Exposição “Brasilidade Pós Modernismo”, em cartaz no Centro Cultural Banco do Brasil, em São Paulo – Foto: Jaime Acioli

Por Adriana Lerner e João Victor Marques

Ao comemorar o centenário de um movimento tão significativo cultural e artisticamente para o Brasil como o Modernismo, representado pela Semana de Arte Moderna de 1922, beira-se o risco de cair em um chavão histórico.

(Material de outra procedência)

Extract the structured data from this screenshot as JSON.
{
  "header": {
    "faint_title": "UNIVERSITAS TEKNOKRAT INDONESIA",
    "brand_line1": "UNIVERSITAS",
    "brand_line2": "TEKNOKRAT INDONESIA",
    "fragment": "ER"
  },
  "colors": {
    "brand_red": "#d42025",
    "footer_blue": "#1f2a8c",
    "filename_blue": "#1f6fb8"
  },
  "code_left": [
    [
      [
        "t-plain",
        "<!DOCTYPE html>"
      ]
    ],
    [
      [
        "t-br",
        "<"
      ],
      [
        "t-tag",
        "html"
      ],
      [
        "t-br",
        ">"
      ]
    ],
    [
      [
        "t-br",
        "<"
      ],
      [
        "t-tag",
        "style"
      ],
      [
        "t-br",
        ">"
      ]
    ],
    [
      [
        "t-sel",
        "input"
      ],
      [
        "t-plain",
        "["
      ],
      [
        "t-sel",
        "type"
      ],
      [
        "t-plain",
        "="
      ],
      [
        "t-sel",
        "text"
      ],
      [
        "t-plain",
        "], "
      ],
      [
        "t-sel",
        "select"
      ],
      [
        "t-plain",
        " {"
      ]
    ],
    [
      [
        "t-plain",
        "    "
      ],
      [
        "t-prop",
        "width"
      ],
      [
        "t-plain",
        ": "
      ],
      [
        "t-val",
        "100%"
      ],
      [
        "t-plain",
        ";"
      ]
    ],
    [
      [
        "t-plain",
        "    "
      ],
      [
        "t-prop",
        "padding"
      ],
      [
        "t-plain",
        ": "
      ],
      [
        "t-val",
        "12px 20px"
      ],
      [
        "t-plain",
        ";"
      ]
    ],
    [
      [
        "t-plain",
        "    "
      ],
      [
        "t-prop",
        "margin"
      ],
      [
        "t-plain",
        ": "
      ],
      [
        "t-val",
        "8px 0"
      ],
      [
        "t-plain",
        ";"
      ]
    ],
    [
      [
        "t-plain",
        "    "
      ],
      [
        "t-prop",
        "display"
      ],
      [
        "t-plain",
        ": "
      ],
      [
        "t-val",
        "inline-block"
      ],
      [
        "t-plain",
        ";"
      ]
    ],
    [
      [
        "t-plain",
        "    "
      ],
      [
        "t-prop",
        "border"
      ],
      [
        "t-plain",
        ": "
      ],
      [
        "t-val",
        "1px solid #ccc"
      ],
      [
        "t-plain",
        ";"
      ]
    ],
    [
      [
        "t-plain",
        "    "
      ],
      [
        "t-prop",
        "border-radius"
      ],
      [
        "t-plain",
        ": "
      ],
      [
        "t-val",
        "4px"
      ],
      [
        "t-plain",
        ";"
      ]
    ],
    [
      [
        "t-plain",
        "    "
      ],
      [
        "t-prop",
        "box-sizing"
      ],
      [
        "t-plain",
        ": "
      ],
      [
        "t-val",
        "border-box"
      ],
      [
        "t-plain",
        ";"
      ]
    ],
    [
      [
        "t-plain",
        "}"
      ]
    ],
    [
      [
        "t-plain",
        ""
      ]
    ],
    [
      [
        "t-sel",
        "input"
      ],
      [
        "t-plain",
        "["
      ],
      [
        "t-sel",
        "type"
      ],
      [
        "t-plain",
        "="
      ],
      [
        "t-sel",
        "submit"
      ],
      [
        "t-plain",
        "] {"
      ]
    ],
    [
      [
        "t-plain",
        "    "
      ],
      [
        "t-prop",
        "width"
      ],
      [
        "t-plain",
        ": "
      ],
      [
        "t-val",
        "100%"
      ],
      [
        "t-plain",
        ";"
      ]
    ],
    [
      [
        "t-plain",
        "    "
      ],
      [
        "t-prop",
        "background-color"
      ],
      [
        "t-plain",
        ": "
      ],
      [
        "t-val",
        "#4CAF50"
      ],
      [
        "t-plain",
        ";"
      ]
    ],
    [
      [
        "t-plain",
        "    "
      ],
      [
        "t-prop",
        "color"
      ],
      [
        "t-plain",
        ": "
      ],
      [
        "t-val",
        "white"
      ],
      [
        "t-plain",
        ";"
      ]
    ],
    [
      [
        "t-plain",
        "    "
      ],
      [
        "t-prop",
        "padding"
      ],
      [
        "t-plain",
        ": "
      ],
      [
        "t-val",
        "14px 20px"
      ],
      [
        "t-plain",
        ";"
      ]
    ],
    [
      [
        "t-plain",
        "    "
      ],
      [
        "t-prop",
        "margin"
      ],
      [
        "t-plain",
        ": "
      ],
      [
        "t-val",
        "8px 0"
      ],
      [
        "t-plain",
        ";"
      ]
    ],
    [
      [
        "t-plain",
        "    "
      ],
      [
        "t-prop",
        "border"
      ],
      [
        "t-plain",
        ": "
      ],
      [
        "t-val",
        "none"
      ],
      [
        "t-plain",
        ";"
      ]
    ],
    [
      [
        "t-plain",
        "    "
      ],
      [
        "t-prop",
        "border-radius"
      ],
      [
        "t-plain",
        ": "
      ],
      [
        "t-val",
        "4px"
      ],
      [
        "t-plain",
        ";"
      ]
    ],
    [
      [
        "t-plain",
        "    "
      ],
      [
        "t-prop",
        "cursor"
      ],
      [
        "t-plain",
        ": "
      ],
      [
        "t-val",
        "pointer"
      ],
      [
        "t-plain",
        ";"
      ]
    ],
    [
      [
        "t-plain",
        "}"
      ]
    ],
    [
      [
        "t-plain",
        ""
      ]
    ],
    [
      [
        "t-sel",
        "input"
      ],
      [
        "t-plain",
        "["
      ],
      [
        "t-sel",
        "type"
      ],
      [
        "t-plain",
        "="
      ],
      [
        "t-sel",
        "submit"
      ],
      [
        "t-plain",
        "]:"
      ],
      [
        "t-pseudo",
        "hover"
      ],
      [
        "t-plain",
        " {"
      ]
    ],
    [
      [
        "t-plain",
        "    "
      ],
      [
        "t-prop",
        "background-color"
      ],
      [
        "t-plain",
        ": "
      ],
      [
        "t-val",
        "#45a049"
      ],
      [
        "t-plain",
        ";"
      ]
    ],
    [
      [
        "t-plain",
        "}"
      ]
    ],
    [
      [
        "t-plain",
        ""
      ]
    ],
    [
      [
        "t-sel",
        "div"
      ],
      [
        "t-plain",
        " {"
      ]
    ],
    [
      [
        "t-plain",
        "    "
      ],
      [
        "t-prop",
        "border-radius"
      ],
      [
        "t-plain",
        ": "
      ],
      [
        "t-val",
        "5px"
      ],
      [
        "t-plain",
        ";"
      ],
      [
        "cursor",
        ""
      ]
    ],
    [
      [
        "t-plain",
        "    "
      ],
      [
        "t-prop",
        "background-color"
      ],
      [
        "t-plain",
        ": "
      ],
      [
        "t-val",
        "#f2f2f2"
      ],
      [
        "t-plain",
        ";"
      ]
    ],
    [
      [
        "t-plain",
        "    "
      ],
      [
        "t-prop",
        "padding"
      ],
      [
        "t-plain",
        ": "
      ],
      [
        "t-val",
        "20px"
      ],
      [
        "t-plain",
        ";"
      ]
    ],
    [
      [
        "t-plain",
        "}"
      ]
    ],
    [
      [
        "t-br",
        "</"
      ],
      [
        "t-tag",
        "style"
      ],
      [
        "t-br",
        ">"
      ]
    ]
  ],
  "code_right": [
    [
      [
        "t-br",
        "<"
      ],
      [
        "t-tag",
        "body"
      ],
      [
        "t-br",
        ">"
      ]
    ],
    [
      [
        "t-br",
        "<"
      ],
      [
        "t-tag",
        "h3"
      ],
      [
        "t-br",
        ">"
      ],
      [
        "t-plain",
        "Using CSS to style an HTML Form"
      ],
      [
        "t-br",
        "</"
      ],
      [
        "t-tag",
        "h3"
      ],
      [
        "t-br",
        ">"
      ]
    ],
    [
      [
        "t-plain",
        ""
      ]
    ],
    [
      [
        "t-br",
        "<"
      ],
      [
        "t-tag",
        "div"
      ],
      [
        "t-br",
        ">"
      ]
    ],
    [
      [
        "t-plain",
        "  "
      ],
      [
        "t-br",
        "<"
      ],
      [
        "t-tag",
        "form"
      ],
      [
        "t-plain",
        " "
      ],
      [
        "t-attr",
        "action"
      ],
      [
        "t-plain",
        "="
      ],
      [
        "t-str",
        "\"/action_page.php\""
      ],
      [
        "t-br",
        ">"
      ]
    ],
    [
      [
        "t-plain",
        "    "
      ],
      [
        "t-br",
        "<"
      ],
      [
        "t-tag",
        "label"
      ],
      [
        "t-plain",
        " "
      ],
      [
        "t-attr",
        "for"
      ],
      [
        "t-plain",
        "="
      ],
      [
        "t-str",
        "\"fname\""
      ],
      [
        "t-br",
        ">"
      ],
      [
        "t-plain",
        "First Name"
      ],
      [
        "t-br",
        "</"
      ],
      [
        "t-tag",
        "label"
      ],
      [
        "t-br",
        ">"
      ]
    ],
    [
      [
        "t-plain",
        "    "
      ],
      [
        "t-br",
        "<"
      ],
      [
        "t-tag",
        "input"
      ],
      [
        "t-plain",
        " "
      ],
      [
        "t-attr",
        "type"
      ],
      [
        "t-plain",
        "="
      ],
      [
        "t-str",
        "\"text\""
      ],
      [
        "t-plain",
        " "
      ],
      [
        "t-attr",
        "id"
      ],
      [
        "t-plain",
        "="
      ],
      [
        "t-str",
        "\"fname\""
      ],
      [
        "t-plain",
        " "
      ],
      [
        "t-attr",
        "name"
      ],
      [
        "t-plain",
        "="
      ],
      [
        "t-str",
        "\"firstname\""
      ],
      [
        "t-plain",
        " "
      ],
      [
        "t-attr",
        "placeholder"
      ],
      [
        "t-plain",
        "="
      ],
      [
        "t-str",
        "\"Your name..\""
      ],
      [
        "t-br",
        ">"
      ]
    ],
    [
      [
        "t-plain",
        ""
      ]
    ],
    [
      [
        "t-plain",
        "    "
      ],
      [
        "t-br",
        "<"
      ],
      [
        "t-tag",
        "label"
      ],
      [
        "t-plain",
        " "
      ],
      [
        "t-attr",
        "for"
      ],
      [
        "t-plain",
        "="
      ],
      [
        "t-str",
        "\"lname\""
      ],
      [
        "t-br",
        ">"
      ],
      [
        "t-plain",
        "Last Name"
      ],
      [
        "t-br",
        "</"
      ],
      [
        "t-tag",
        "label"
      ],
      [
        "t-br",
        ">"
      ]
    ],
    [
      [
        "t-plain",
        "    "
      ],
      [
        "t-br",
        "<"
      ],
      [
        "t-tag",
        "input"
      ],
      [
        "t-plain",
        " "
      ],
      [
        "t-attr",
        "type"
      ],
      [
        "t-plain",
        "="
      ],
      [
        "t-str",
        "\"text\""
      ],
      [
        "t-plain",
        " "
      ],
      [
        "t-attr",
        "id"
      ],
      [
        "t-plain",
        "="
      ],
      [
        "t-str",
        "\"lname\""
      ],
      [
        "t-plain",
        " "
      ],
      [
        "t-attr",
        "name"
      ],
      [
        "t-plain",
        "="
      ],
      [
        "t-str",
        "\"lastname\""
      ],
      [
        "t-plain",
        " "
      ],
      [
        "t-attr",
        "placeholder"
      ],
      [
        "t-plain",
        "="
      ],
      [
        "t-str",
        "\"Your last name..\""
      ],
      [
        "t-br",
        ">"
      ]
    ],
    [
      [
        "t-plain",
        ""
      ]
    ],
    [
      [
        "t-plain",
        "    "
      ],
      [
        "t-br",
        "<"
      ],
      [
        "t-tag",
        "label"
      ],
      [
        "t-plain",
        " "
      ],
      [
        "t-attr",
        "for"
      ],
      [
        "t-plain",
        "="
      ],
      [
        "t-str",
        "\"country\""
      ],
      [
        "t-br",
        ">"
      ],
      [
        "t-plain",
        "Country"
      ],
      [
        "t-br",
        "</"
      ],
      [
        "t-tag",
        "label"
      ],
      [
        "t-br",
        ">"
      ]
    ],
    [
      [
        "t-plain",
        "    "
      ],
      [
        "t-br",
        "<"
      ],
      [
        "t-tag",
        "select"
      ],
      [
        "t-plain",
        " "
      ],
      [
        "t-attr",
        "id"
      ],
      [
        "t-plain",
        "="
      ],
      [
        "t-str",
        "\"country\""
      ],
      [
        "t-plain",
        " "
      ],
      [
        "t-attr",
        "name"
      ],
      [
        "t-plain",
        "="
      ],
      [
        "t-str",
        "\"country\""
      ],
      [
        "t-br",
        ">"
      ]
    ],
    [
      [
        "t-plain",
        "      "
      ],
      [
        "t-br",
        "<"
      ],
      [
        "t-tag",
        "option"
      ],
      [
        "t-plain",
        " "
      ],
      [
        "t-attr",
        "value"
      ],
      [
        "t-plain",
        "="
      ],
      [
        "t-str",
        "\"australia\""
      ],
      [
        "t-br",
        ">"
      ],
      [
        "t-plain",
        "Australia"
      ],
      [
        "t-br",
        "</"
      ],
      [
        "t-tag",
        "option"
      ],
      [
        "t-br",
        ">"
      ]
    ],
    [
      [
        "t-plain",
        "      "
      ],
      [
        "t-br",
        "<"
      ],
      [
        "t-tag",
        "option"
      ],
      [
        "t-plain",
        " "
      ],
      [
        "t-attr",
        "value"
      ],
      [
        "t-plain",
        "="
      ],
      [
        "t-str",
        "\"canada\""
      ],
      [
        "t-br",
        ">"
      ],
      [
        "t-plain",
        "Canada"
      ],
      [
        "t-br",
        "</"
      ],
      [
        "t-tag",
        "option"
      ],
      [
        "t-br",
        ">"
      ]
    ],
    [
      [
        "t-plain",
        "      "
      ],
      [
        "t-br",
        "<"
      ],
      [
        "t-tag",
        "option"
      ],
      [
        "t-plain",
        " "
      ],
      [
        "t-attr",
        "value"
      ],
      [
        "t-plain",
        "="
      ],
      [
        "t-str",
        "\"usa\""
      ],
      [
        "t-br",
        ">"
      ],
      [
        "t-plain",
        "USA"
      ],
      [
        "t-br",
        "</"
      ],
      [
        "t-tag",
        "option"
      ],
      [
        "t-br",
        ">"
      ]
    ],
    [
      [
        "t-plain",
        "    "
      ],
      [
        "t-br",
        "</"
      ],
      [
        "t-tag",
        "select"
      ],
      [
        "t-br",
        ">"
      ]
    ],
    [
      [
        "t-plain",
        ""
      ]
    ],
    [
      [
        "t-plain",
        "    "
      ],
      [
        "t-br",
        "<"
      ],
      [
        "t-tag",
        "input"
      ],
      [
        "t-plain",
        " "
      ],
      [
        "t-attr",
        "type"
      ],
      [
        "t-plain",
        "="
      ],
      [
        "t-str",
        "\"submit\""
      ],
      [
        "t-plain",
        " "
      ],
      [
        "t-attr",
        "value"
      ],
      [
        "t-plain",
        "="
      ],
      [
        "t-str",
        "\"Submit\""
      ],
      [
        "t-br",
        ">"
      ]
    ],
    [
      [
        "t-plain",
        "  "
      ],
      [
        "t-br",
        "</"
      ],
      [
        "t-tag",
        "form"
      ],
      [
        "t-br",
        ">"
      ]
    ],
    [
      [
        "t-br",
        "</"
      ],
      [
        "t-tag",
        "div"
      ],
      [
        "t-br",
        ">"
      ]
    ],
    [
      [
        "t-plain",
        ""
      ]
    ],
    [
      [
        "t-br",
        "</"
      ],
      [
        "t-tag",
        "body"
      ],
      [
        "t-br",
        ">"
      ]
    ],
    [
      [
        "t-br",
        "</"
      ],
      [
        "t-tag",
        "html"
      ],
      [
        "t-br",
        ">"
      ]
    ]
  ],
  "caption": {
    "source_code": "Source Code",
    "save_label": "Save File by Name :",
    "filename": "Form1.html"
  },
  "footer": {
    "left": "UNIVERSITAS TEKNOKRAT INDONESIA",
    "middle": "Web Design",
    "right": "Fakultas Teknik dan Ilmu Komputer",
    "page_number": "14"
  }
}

Daqueles em que nada de novo e fresco será contado, além do que está eternizado nos livros didáticos.

Justamente para trazer à tona um novo olhar para esse marco da arte nacional, a curadora Tereza de Arruda montou a exposição “Brasilidade Pós-Modernismo”, em cartaz no Centro Cultural Banco do Brasil São Paulo até março. Nesta entrevista à Bazaar, a especialista em arte, que mora há mais de 25 anos na Alemanha, conta quais foram as principais motivações deste projeto e como chegou aos 51 nomes expostos agora em São Paulo, depois de passarem pelo CCBB do Rio de Janeiro:

Qual foi o principal desafio em celebrar o centenário da semana de arte moderna de 1922 a partir de uma exposição que olha para o futuro, trazendo um novo frescor sobre a arte brasileira?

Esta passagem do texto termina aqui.